A local object of POD type (3.9) with
static storage duration initialized
with constant-expressions is
initialized before its block is first
entered. An implementation is
permitted to per- form early
initialization of other local objects
with static storage duration under the
same conditions that an implementation
is permitted to statically initialize
an object with static storage duration
in namespace scope (3.6.2). Otherwise
such an object is initialized the
first time control passes through its
declaration; such an object is
considered initialized upon the
completion of its initialization.
Which indicates that local static objects are normally initialised the first time the control flow encounters them. However, they may well be allocated before this - the standard is somewhat reticent on what static storage actually is, except with reference to static object lifetimes.
Every object in C++ has two nested time-periods associated with it: storage duration and lifetime. Storage duration is the period for which the raw memory occupied by the object is allocated. Lifetime is the period between construction and destruction of an actual object in that memory. (For objects of POD-types construction-destruction either doesn't matter or not applicable, so their lifetime matches their storage duration).
When someone says "allocated" they usually refer to storage duration. The language doesn't actually specify exactly when the object's storage duration begins. It is sufficient to require that shall begin at some point before the object's lifetime begins.
For this reason, in general case a static object defined inside a function might never begin its lifetime and, theoretically, it's storage duration does not have to begin either. So, in theory, in might not even get "allocated".
In practice though, all objects with static storage duration ("globals", local statics, etc.) are normally treated equally: they are assigned a specific amount of storage early, at the program's startup.
As an additional note, if a local object with static storage duration requires a non-trivial initialization, this initialization is carried out when the control passes over the definition for the very first time. So in this example
void foo() {
static int *p = new int[100];
}
the dynamic array will never be allocated if the function is never called. And it will be allocated only once if the function is called. This doesn't look like what you are asking about, but I mention this just in case.
Im sure that thats going to be up to the implementation. What MSVC does is - static objects are allocated in the automatic data segment of the EXE or DLL. However, the constructor is only executed the first time the function containing the static is executed.
Yes, actual allocation is compiler dependent, although I think that every compiler just reserves the space in the .static segment of the executable (or the equivalent in its executable file format).
The initialization, however takes place only the firs time that the execution flow encounters the static object, and that is required by the standard.
Beware that initialization of global static objects works in a different way, though.

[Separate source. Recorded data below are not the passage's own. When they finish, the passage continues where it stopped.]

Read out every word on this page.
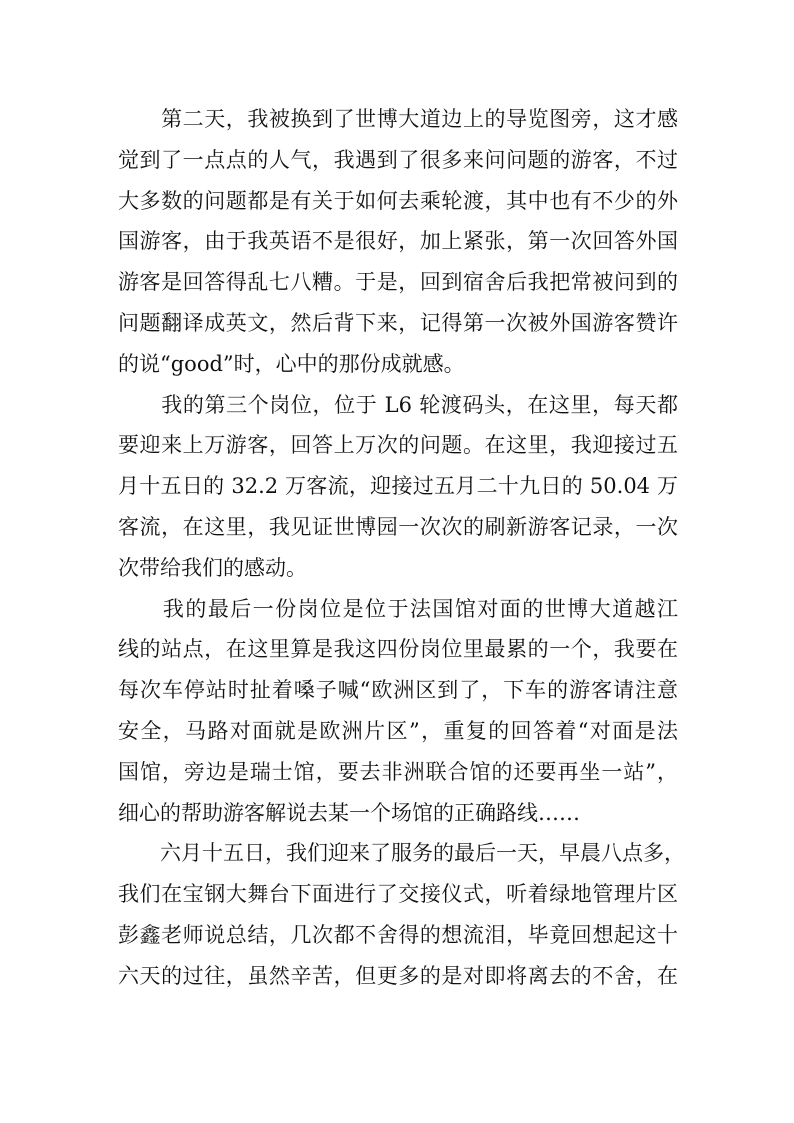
　　第二天，我被换到了世博大道边上的导览图旁，这才感
觉到了一点点的人气，我遇到了很多来问问题的游客，不过
大多数的问题都是有关于如何去乘轮渡，其中也有不少的外
国游客，由于我英语不是很好，加上紧张，第一次回答外国
游客是回答得乱七八糟。于是，回到宿舍后我把常被问到的
问题翻译成英文，然后背下来，记得第一次被外国游客赞许
的说“good”时，心中的那份成就感。
　　我的第三个岗位，位于 L6 轮渡码头，在这里，每天都
要迎来上万游客，回答上万次的问题。在这里，我迎接过五
月十五日的 32.2 万客流，迎接过五月二十九日的 50.04 万
客流，在这里，我见证世博园一次次的刷新游客记录，一次
次带给我们的感动。
　　我的最后一份岗位是位于法国馆对面的世博大道越江
线的站点，在这里算是我这四份岗位里最累的一个，我要在
每次车停站时扯着嗓子喊“欧洲区到了，下车的游客请注意
安全，马路对面就是欧洲片区”，重复的回答着“对面是法
国馆，旁边是瑞士馆，要去非洲联合馆的还要再坐一站”，
细心的帮助游客解说去某一个场馆的正确路线……
　　六月十五日，我们迎来了服务的最后一天，早晨八点多，
我们在宝钢大舞台下面进行了交接仪式，听着绿地管理片区
彭鑫老师说总结，几次都不舍得的想流泪，毕竟回想起这十
六天的过往，虽然辛苦，但更多的是对即将离去的不舍，在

You can get very good answers to almost every question at the C++ FAQ lite site.
I am also fond of Scott Meyers's "Effective C++".
Depends. If you mean, never called, as in, the function is literally never invoked, then your compiler will probably not allocate it, or even put in the function code. If, however, you made it dependent on, say, user input, and that user input just happened to never come up, then it will probably be pre-allocated. However, you're treading in a minefield here, and it's best just to assume that it is always created by the time control enters the function(s) that refer to it.
Static variables defined on classes (members) or functions are not allocated dynamically on stack during function call, like non static ones. They are allocated in another area of generated code reserved for global and static data. So, if you call the function or not, instantiate classes that contain static members or not, a space to their data will be reserved on program data area anyway.